How can I look at a situation like that and think “oh he must have been special to break your vows over? “. He wasnt. I just thought all my circumstances were making me unhappy and I found something to make me happy. It was screwed up because the only person who can make you happy is you. And you donthat by managing your life right. I don’t know if that helps you understand or not? It’s certainly rabbit hole kind of stuff.
[This message edited by hikingout at 3:43 PM, April 20th (Saturday)]

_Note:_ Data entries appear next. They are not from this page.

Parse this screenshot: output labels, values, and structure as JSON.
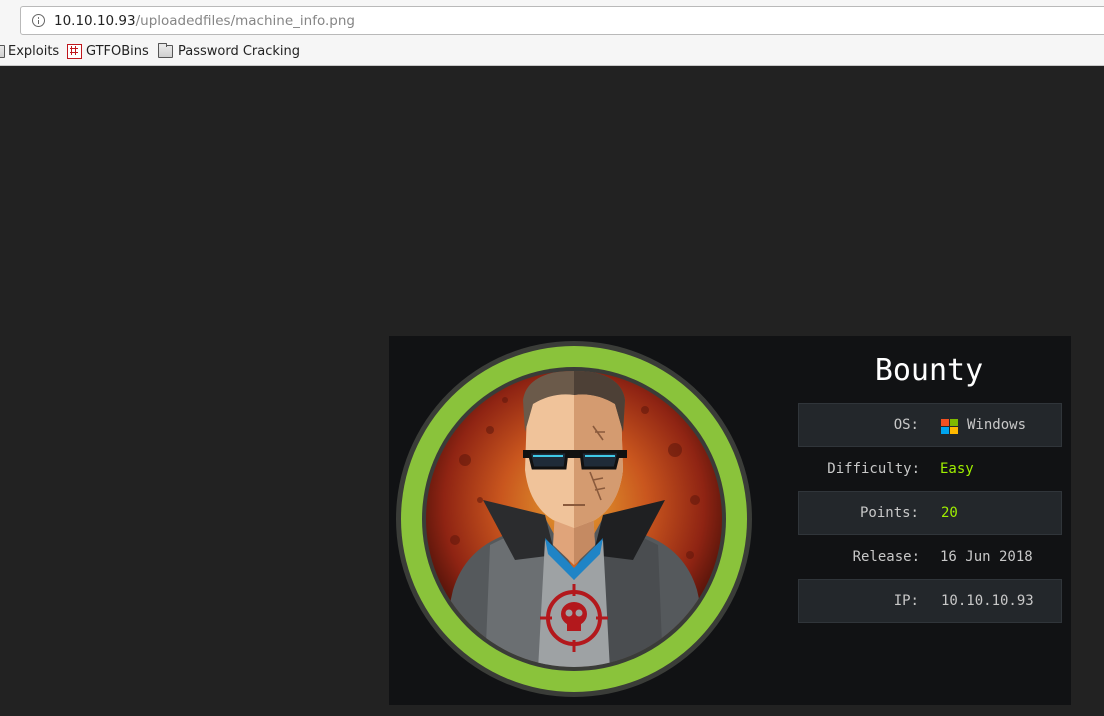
{
  "browser": {
    "url_host": "10.10.10.93",
    "url_path": "/uploadedfiles/machine_info.png",
    "bookmarks": [
      {
        "label": "Exploits",
        "icon": "folder-icon"
      },
      {
        "label": "GTFOBins",
        "icon": "gtfobins-icon"
      },
      {
        "label": "Password Cracking",
        "icon": "folder-icon"
      }
    ]
  },
  "machine": {
    "name": "Bounty",
    "os_label": "OS:",
    "os": "Windows",
    "difficulty_label": "Difficulty:",
    "difficulty": "Easy",
    "points_label": "Points:",
    "points": "20",
    "release_label": "Release:",
    "release": "16 Jun 2018",
    "ip_label": "IP:",
    "ip": "10.10.10.93",
    "avatar_ring_color": "#8ac33b",
    "value_highlight_color": "#9fef00"
  }
}
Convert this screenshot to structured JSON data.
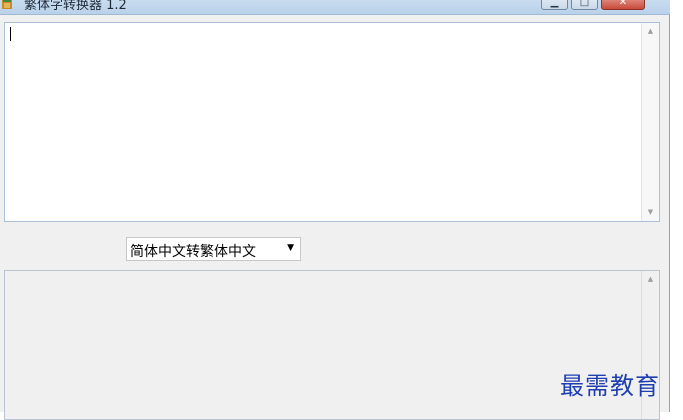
{
  "window": {
    "title": "繁体字转换器 1.2",
    "icon": "app-icon",
    "caption_buttons": {
      "minimize_glyph": "▁",
      "maximize_glyph": "□",
      "close_glyph": "✕"
    }
  },
  "input": {
    "value": ""
  },
  "converter": {
    "mode_selected": "简体中文转繁体中文",
    "dropdown_arrow": "▼"
  },
  "output": {
    "value": ""
  },
  "scrollbar": {
    "up_arrow": "▲",
    "down_arrow": "▼"
  },
  "watermark": {
    "text": "最需教育"
  },
  "colors": {
    "window_bg": "#f0f0f0",
    "titlebar": "#b9d1ea",
    "close_button": "#c8493a",
    "watermark": "#1f3fb0"
  }
}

8 years of hard work - WS and BS - Reconciled
gmc94 ( member #62810) posted at 10:54 PM on Saturday, April 20th, 2019
The pool of who will cheat with you is different than the pool of decent humans who will date you as two eligible single people.
Wise words IMO.
M >25yrs/grown kids
DD1 1994 ONS prostitute
DD2 2018 exGF1 10+yrEA & 10yrPA... + exGF2 EA forever & "made out" 2017
9/18 WH hung himself- died but revived
It's rude to say "I love you" with a mouthful of lies
firenze ( member #66522) posted at 11:01 PM on Saturday, April 20th, 2019
This time when I went on the business trip it felt like a vacation. I wanted to have fun (nothing happened by the way in this trip I am referring to other than it got a little flirty) I hadn’t had that much fun in a long time and when I was leaving I didn’t want for it to end. I texted him after and that’s how it mostly progressed. The fun banter was a breath of fresh air.
I was clinging to someone, anyone, and using them for attention.
Does that mean your AP was the only man who attempted to engage in flirtation and banter with you over the course of those six months when you were burned out? The reason I ask is because pretty much every woman I know who's even moderately attractive has men doing or trying to do what your AP did on a regular basis.
Me: BH, 27 on DDay
Her: WW, 29 on DDay
DDay: Nov 2015
Divorced.
hikingout (original poster member #59504) posted at 12:34 AM on Sunday, April 21st, 2019
Firenze - I honestly don’t remember. I don’t ever take off my rings, and honestly I am a middle aged woman. At the time of the affair I was slightly over weight where I had not been taken care of myself and I didn’t often socialize. So my answer is I do actually believe he was. But at the same time I can say in the same hand if I was seekeing an affair I could find one, but I wasn’t actually seeking.
8 years of hard work - WS and BS - Reconciled
NotTheManIwas ( member #69209) posted at 12:40 AM on Monday, April 22nd, 2019
Speaking for myself, a BS, I like it. I'd be pleased if mine had contempt for the AP. It'd set up a "us" v. "him." It'd give us a common adversary. And if you know anything about team dynamics, you know that can bind the team members.
hikingout (original poster member #59504) posted at 2:14 PM on Monday, April 22nd, 2019
NotthemanIwas…
I get that. I do. I think some of this is coming out of the fact that we as WS are guilty of the same thing as the AP. So, for some period of time, rather than having dealt with that, I think I just put it away. I dropped the AP from my radar emotionally. I wanted to forget about him and focus on me and my husband and my marriage. SI think my mindset is just shifting and this is another area to "own".
And, I still think this is more about me than anything. Feeling disgust at what I did and who I did it with. Allowing myself to believe the lies because I was so desperate when I had a faithful loving spouse at home.